I have no idea how the math works out if you consider the amount of electricity spent washing said rags. I normally just wash them with my regular loads anyway.
Me too! Although I wouldn’t be putting anything wet in there, what a handy space for small items.
i’ve seen just the mechanism in a box. you remove the panel and attach it to the tray mechanism after you attach it.
I don’t like the scrubbers attached to the sponge, for the aforementioned stinky reasons. We have a spongeless green scrubber only. My sister cuts hers in half for weird frugal reasons? I try and keep it washed out and on the draining rack when not in use, but maxthevool won’t…
We use the yellow kind with the green scrubby on one side. Our favorite brand is “the one on sale at the grocery store when we need more sponges”. Generally we give the things quick rinse after scrubbing plates, and then toss the sponge onto its end between the backsplash and the faucet to dry. That’s not to say I don’t find them in the sink a lot; they apparently take swan dives in when we’re out of the room.

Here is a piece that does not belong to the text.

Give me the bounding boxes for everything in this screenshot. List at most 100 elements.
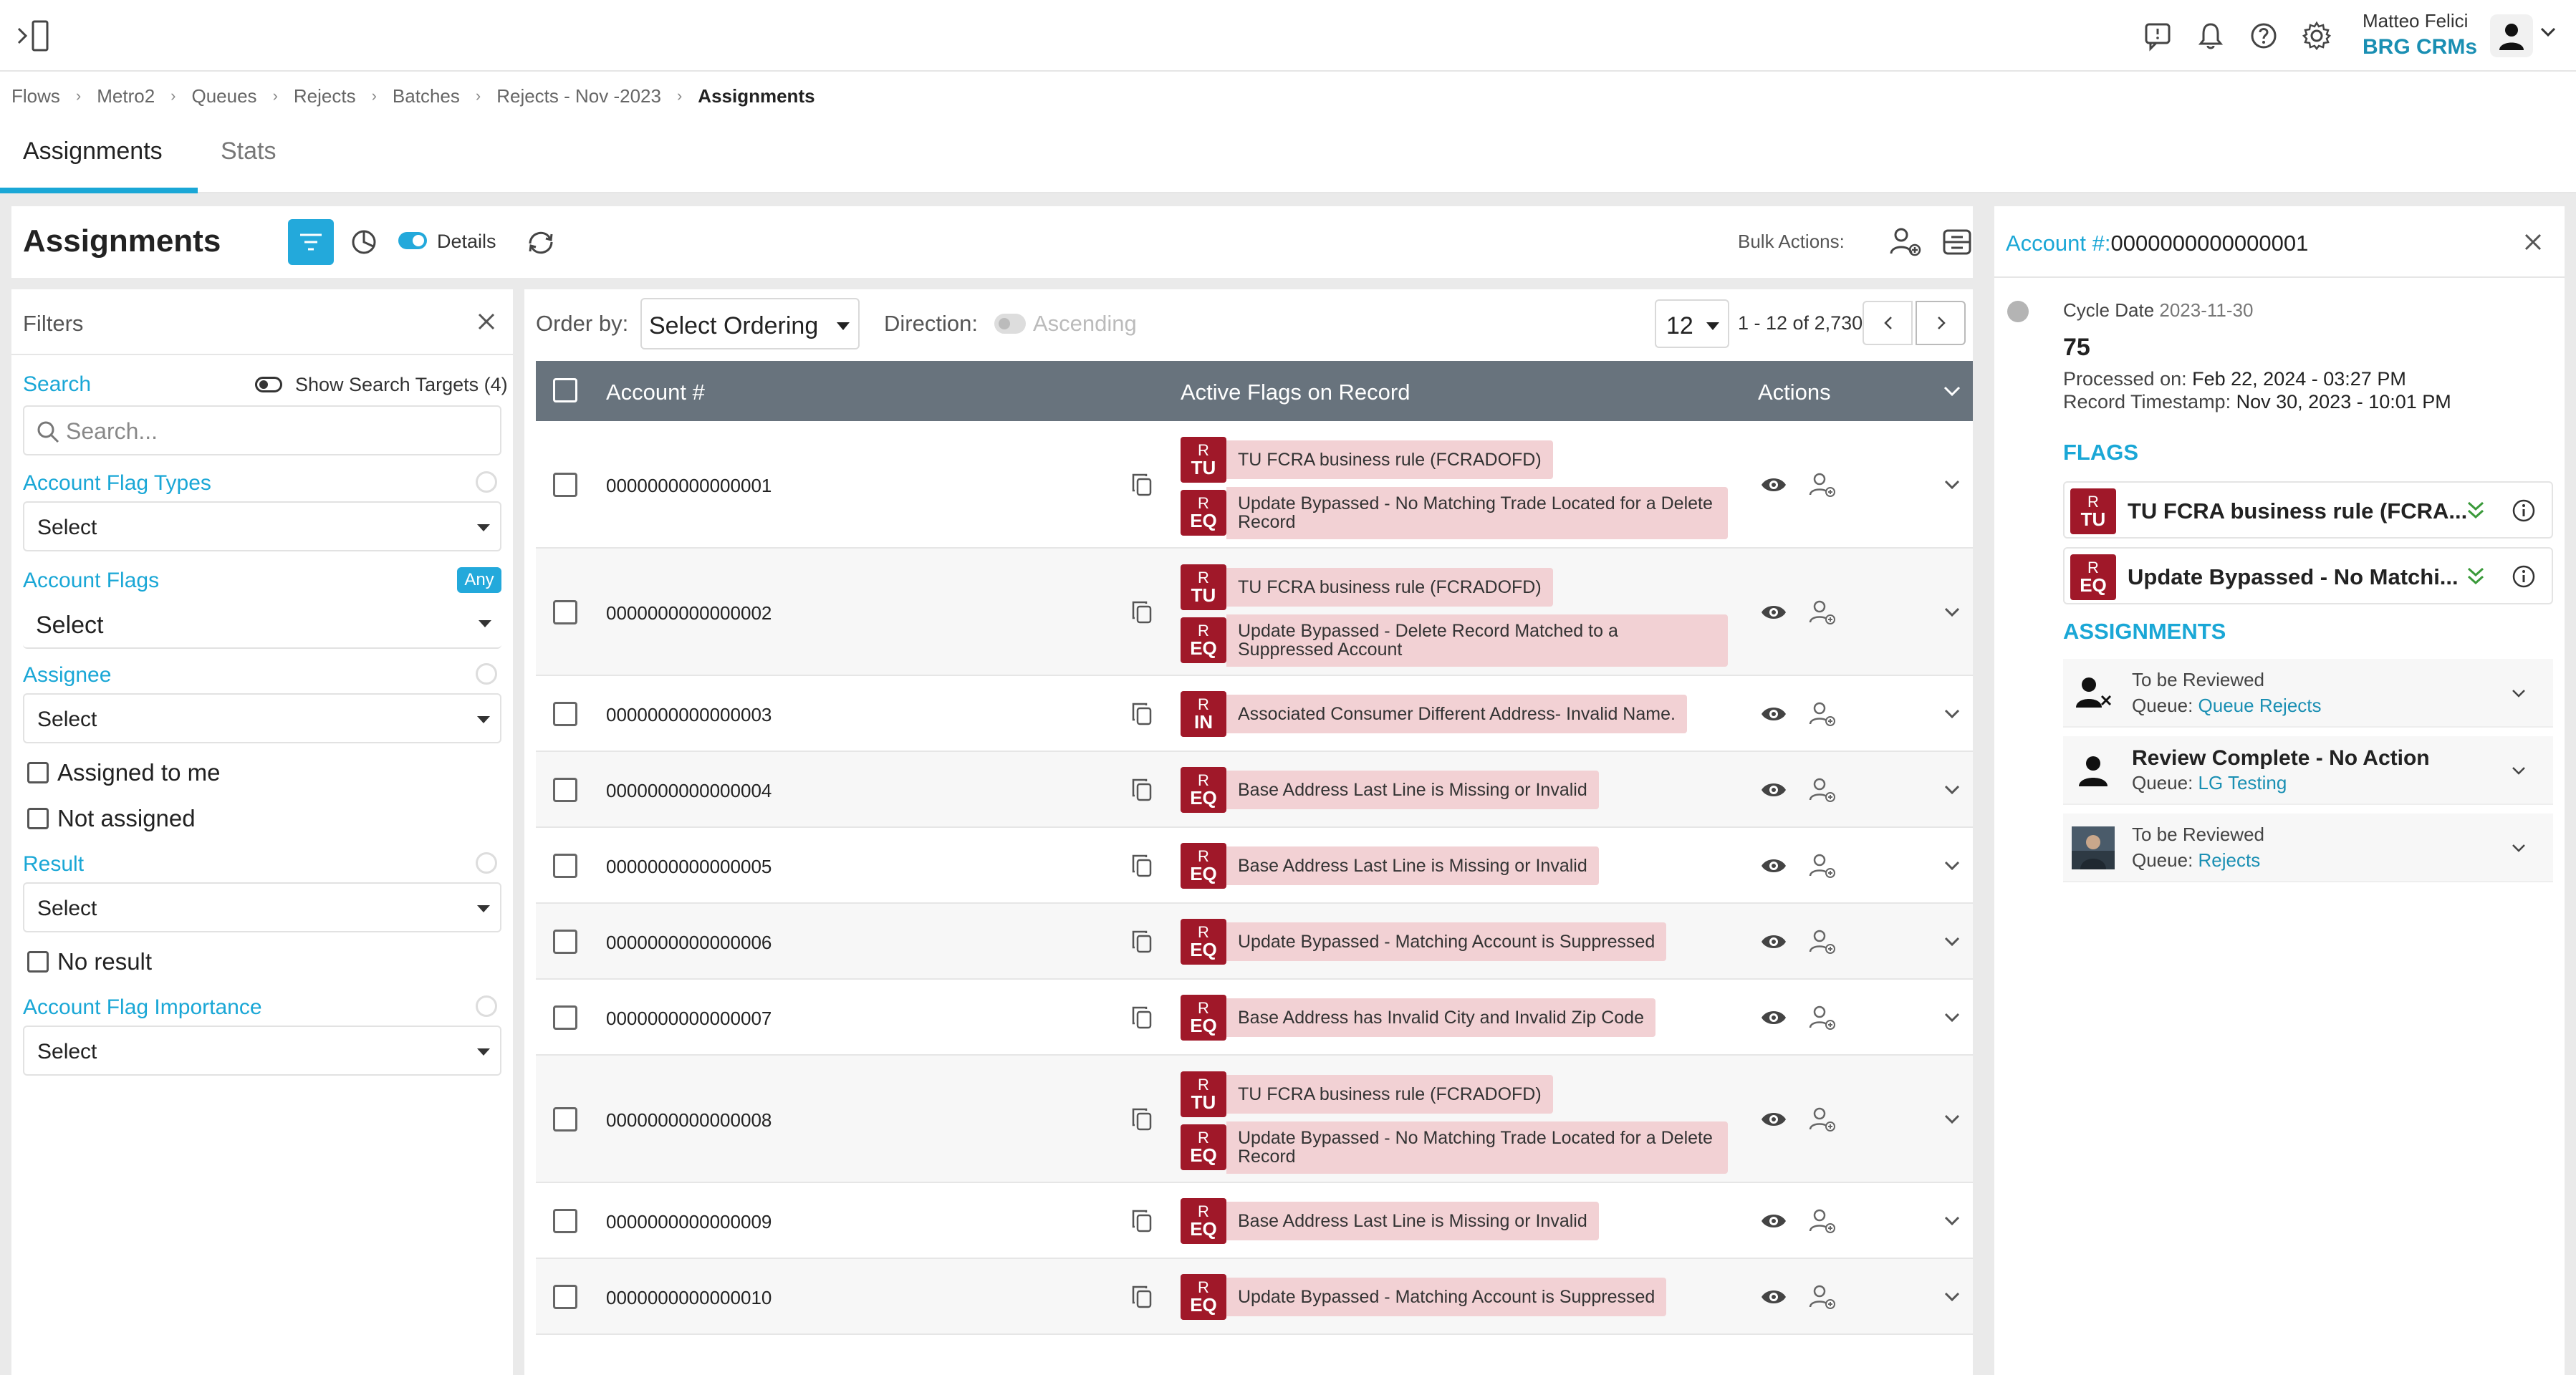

Only two of us (out of four roommates) do dishes here, so usually what happens is that we use a sponge until one of us thinks it looks too grotty to be applying to things we eat off of, and then it gets stolen for something else. She takes them for bathroom cleaning, and I steal them for small animal cages. It finally gets thrown out when whichever one of us took it feels more trepidation at the thought of touching it than at the idea of doing the cleaning it’s meant for, and the cycle begins anew.